Older Than They Think: In-universe. Occasionally Merry will question an older fey for under-reacting, or reacting differently than she expected. They usually remind her that in several hundred years of living, they've seen most of it before.
Playing with Fire: Doyle's hand of power is a green flame. It's notable for being fatal even to Sidhe because it will proliferate and consume the victim.
Prophecy Twist: Try to identify the "Green Man" and "Princess of Flesh and Blood."
In a twistier twist than usual, Cel was right about Merry being the aforementioned Princess. But while he thought the seer was referring to her mortal blood, it turns out she was referring to her hands of power.

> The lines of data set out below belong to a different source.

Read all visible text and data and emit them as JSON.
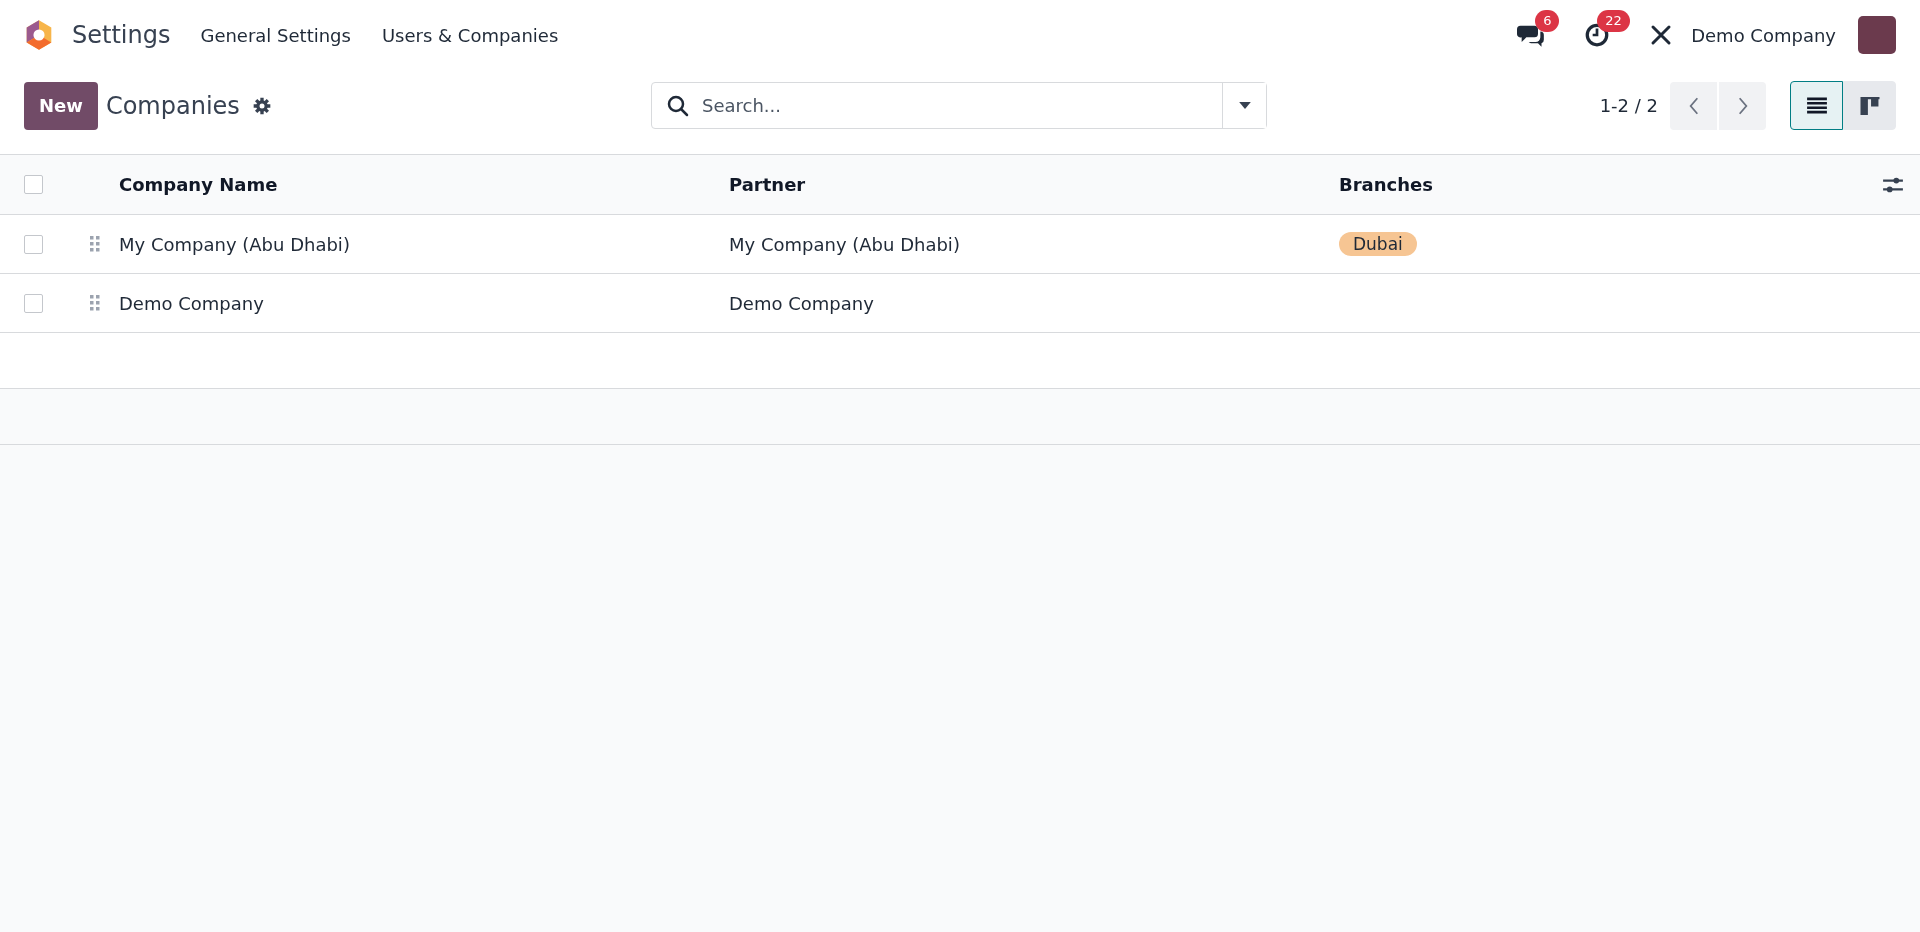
{
  "navbar": {
    "app_name": "Settings",
    "menus": [
      "General Settings",
      "Users & Companies"
    ],
    "messages_badge": "6",
    "activities_badge": "22",
    "company": "Demo Company"
  },
  "control_panel": {
    "new_button": "New",
    "title": "Companies",
    "search": {
      "placeholder": "Search..."
    },
    "pager": "1-2 / 2",
    "views": [
      {
        "kind": "list",
        "selected": true
      },
      {
        "kind": "kanban",
        "selected": false
      }
    ]
  },
  "table": {
    "select_all": {
      "checked": false
    },
    "columns": [
      "Company Name",
      "Partner",
      "Branches"
    ],
    "rows": [
      {
        "checked": false,
        "company_name": "My Company (Abu Dhabi)",
        "partner": "My Company (Abu Dhabi)",
        "branches": [
          {
            "label": "Dubai",
            "color": "#f6c593"
          }
        ]
      },
      {
        "checked": false,
        "company_name": "Demo Company",
        "partner": "Demo Company",
        "branches": []
      }
    ]
  }
}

Selkies and Wereseals: Merry's lover Roane Finn is a selkie who's had his skin taken away from him, but after sleeping with her for the first time without her shields up, he regains his skin and can transform into a seal again.
Shapeshifting Lover: Again, way too many to keep straight, though Sholto and Doyle are the most obvious.
Take a Third Option: Merry declines the throne because it would mean permanently sacrificing Frost, despite the fact that her on the throne would end the infertility of the sidhe and subsequently save their race. She does this kind of thing a lot.
Terminally Dependent Society: The "essence of faerie" is a sort of magical Phlebotinum that the Lesser Fey cannot live without. Even the Sidhe will find themselves terminally depressed and magically reduced without it. This makes banishment from Faerie a Fate Worse Than Death, and it is the reason no one expected Merry would just up and leave.
This Is Your Brain on Evil: Apparently, Taranis used to be good for "a few beers and a drunken brawl." You know, a few thousand years ago.
Trans Nature: Many people who want to be sidhe mimic them by dying their hair an unnatural red or getting plastic surgery to get their ears pointed. The latter is laughed at by real sidhe because only half breeds have pointed ears.
Values Dissonance: In-universe case. Faeries are, as a rule, pretty promiscuous, so presumably they would be okay with marital infidelity, right? Wrong. For them, an oath is a very Serious Business, and consequently sidhe were very much displeased with some humans' relaxed attitude to marriage vows.